One of the projects that is often funded is brochure printing, Fisher said.

"It's a way to help the communities within Russell Country," she said. "There are guidelines the organizations must meet. They must be a nonprofit and get bids in certain situations. The brochures must be on recycled paper, and the organizations cannot sell the publications."

If a brochure project meets the eligibility requirements, Russell Country can pay 50 percent of printing costs up to $2,500, Fisher said. The program has funded brochures for tourist attractions in Havre and the surrounding areas in the past.

"It's been very successful and popular," she added.

Mayer Lossing said she did not believe securing a funding match from Russell Country for the new H. Earl Clack Museum brochures will be a problem.

Four of the downtown banners advertising the H. Earl Clack Museum will be displayed along First Street at Third Avenue, VandenBoom said. Several others may be placed at Wahkpa Chu'gn, he added.

The rest will be kept in storage until they are needed to replace those that have faded or have been damaged. VandenBoom said he expects the life expectancy of a banner to be two or three years.

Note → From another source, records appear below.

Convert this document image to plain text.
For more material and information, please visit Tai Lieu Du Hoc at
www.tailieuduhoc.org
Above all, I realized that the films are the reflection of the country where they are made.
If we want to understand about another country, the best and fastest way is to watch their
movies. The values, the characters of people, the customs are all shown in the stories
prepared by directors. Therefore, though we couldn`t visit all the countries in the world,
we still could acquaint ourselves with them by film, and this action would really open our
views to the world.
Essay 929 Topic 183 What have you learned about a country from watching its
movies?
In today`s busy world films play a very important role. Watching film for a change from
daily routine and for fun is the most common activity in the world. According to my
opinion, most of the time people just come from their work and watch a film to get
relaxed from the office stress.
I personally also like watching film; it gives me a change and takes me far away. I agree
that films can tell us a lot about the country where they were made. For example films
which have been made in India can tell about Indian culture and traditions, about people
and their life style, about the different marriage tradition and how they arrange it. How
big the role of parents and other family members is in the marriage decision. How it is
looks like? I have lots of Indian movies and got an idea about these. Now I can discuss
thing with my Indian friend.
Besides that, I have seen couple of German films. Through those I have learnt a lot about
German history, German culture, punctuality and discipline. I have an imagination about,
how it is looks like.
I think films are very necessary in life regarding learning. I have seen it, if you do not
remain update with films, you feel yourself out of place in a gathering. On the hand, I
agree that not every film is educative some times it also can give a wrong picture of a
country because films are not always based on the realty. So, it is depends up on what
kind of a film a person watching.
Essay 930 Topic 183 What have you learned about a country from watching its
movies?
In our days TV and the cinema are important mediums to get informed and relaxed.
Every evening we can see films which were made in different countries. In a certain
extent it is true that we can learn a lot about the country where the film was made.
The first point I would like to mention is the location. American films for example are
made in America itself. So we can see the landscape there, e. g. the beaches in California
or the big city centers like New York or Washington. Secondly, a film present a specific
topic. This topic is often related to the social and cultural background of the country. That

"With the Montana sun and wind, that's about what we expect them to last," he said.

The design for the banners has not been approved. The Planning and Goals Committee of the museum board will meet before the board's next meeting to generate some ideas for their design, VandenBoom said.

Havre Mayor Bob Rice and local business owner Bill Dritshulas have arranged to display a similar banner hanging across Third Avenue from the Masonic Temple to the Heritage Center, he said. That project will be sponsored by Rice and Dritshulas and will not use any tax dollars.

In other business Monday night, the museum board approved discontinuing a $500-a- month contribution to the H. Earl Clack Foundation. The money had previously been used by the foundation to offset the high cost of maintaining the Heritage Center, which the foundation manages. The contribution was discontinued because the foundation has been able tap interest from its endowment fund, which reached $274,000 after the museum board transferred $50,000 from its own endowment fund.